In Tanzania, where the World Bank even financed the production of a pop song promoting the virtues of privatisation, the bosses at the British company who had taken over the local water utility were actually expelled from the country. The company, City Water, had failed to invest in improving water access (just 100,000 of the 3.5 million people living in Dar es Salaam had running water) while hiking up prices to levels local people couldn’t afford. 

Water privatisation was such a failure that there has been a new wave of ‘remunicipalisation’ (returning services to public control) across the world. Water services have now been taken back under government or non-profit control in Ghana, Mali, Dar es Salaam, Maputo, Paris, Naples and Berlin among others. 

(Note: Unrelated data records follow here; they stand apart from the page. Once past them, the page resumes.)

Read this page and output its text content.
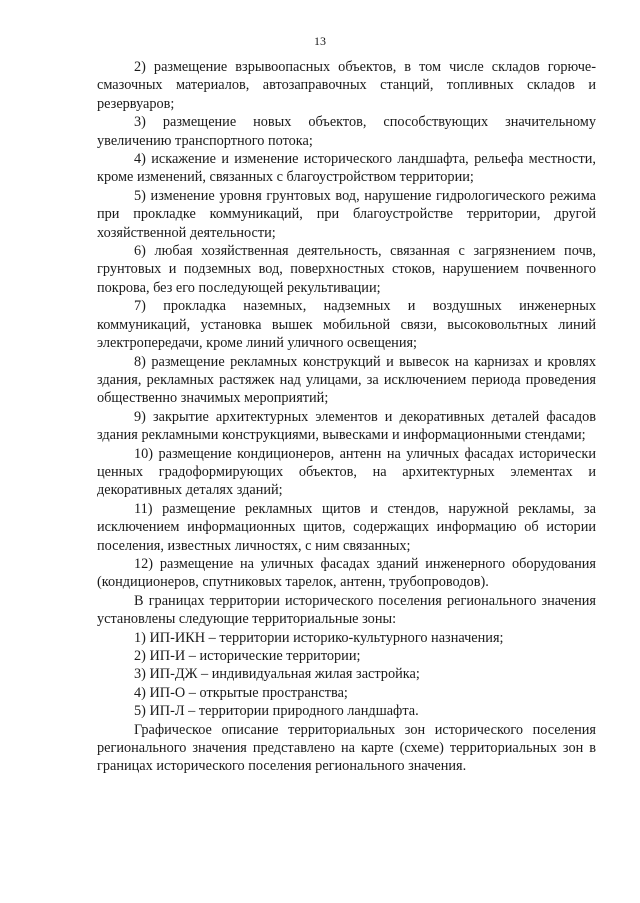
13

2) размещение взрывоопасных объектов, в том числе складов горюче-смазочных материалов, автозаправочных станций, топливных складов и резервуаров;

3) размещение новых объектов, способствующих значительному увеличению транспортного потока;

4) искажение и изменение исторического ландшафта, рельефа местности, кроме изменений, связанных с благоустройством территории;

5) изменение уровня грунтовых вод, нарушение гидрологического режима при прокладке коммуникаций, при благоустройстве территории, другой хозяйственной деятельности;

6) любая хозяйственная деятельность, связанная с загрязнением почв, грунтовых и подземных вод, поверхностных стоков, нарушением почвенного покрова, без его последующей рекультивации;

7) прокладка наземных, надземных и воздушных инженерных коммуникаций, установка вышек мобильной связи, высоковольтных линий электропередачи, кроме линий уличного освещения;

8) размещение рекламных конструкций и вывесок на карнизах и кровлях здания, рекламных растяжек над улицами, за исключением периода проведения общественно значимых мероприятий;

9) закрытие архитектурных элементов и декоративных деталей фасадов здания рекламными конструкциями, вывесками и информационными стендами;

10) размещение кондиционеров, антенн на уличных фасадах исторически ценных градоформирующих объектов, на архитектурных элементах и декоративных деталях зданий;

11) размещение рекламных щитов и стендов, наружной рекламы, за исключением информационных щитов, содержащих информацию об истории поселения, известных личностях, с ним связанных;

12) размещение на уличных фасадах зданий инженерного оборудования (кондиционеров, спутниковых тарелок, антенн, трубопроводов).

В границах территории исторического поселения регионального значения установлены следующие территориальные зоны:

1) ИП-ИКН – территории историко-культурного назначения;

2) ИП-И – исторические территории;

3) ИП-ДЖ – индивидуальная жилая застройка;

4) ИП-О – открытые пространства;

5) ИП-Л – территории природного ландшафта.

Графическое описание территориальных зон исторического поселения регионального значения представлено на карте (схеме) территориальных зон в границах исторического поселения регионального значения.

Alternatives to privatisation

The other side of the coin to the failures of privatisation is how successful  the alternatives have been. Of course state bureaucracies can be inefficient and corrupt – as can private corporations. But if well run, public control can do a much better job than private companies at running public services.

In the Cambodian capital Phnom Peng, the public water utility succeeded in increasing water access from 25 to 90 per cent in the space of 12 years. 

In Scotland, the refusal of the devolved government to privatise Scottish Water has paid off. Now Scottish Water is the cheapest, and among the most efficient, water providers in the UK. 

In healthcare, the US spends almost double on health as a proportion of GDP than the UK, but the NHS achieves better life expectancy than the profit-oriented US health system. 

But big state solutions are not the only alternative to privatisation. In some places, it is local government, or even communities themselves, who are taking control over services back from corporations.

In the electricity sector, German cities have been taking control back off private companies through the process of remunicipalisation. Many of these examples occurred after a popular referendum. Local people are now involved in overseeing these resources, allowing fairer pricing of energy – so the poor pay less than the rich not vice versa – and ensuring they use a greater proportion of renewable fuels.

The growth of renewable energy in Germany has mostly happened through small-scale energy cooperatives and a strong municipal network under the Energiewende scheme.  We’re also beginning to see similar, grass roots attempts at promoting local energy cooperatives here in the UK.  Across the world, the food sovereignty movement is rejecting the corporate-run food system in favour of a more democratic alternative.

Privatisation removes democratic control from people to run their services in a fairer and more sustainable way.